# Common Law Partner Visa - Some Questions!



## RosieJoe (Apr 10, 2012)

Hi folks,

I´m looking for some advice on the following situation:

My boyfriend and I would like to relocate to Canada permanently and we figured that the common law partner visa would be most straightforward for us.

Background:

I´m a Canadian citizen from birth. 
My boyfriend is a UK citizen from birth. 
We both currently cohabit in France. 

We met on the internet in 2006, and physically for the first time in Canada, January 2007 and instantly hit it off. I went to the UK in August 2007 on a working holiday maker visa and we lived together. I subsequently gained 2 student visas for the UK and attended uni there, again cohabiting. After this finished, I returned to Canada and he visited me as often as was possible. As of December 2011, we are cohabiting in France, where he now works, and I am taking a professional level course which completes at year end. I am on a french visa for same period. We both hope to relocate to Canada permanently in January 2013 or thereabouts. 

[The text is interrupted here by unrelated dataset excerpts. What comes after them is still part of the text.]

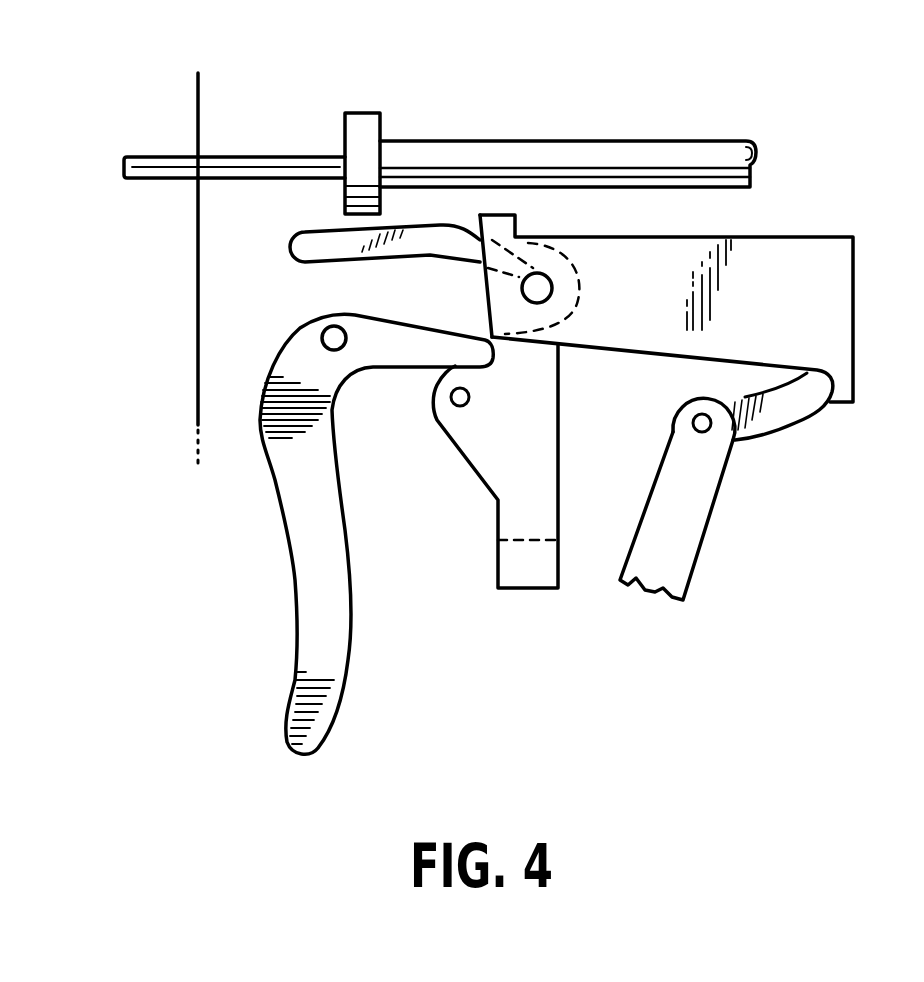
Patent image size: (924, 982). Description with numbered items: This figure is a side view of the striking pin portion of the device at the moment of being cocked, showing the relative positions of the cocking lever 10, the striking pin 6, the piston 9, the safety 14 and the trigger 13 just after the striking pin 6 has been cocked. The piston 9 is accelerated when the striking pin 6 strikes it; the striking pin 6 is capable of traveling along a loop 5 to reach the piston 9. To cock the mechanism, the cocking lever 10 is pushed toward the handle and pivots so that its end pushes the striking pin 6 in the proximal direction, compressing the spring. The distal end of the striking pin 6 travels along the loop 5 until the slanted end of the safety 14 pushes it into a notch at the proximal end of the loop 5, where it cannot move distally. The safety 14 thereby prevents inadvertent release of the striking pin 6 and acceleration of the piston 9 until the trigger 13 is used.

The loop 5 is at (322, 240).
The striking pin 6 is at (645, 292).
The piston 9 is at (588, 160).
The cocking lever 10 is at (768, 413).
The trigger 13 is at (320, 530).
The safety 14 is at (535, 568).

We of course want to get married in the future, however do not want to do so just for visa reasons, so would the common law partner visa apply to us?

Issues:

I have been a student for the last few years, and also will be this year. Therefore I do not earn money. How does this affect sponsorship. Do I read it correctly that I do not need to provide evidence of funds? He has been earning good money the whole period of our relationship, and continues to do so. 

We have had several periods over the last 5 years where we have been physically apart for months at a time, such as university summer holidays. How does this affect things?

Although we have lived together on and off for 5 years, the property has always been in his name (he is a homeowner), except here in France, where we are both on the rental agreement. Does this affect things?

Any other information that might help guide us?

Thanks so much for taking the time to read.

Rosie and Joe


----------



## G-Mo (Aug 17, 2011)

Your problem isn't funds, it's your on and off co-habitation (and proof thereof). If you haven't or you cannot prove 12 consecutive months living together, you don't qualify as common-law. If you continue your current living situation you will qualify to begin the application process in December 2012.


----------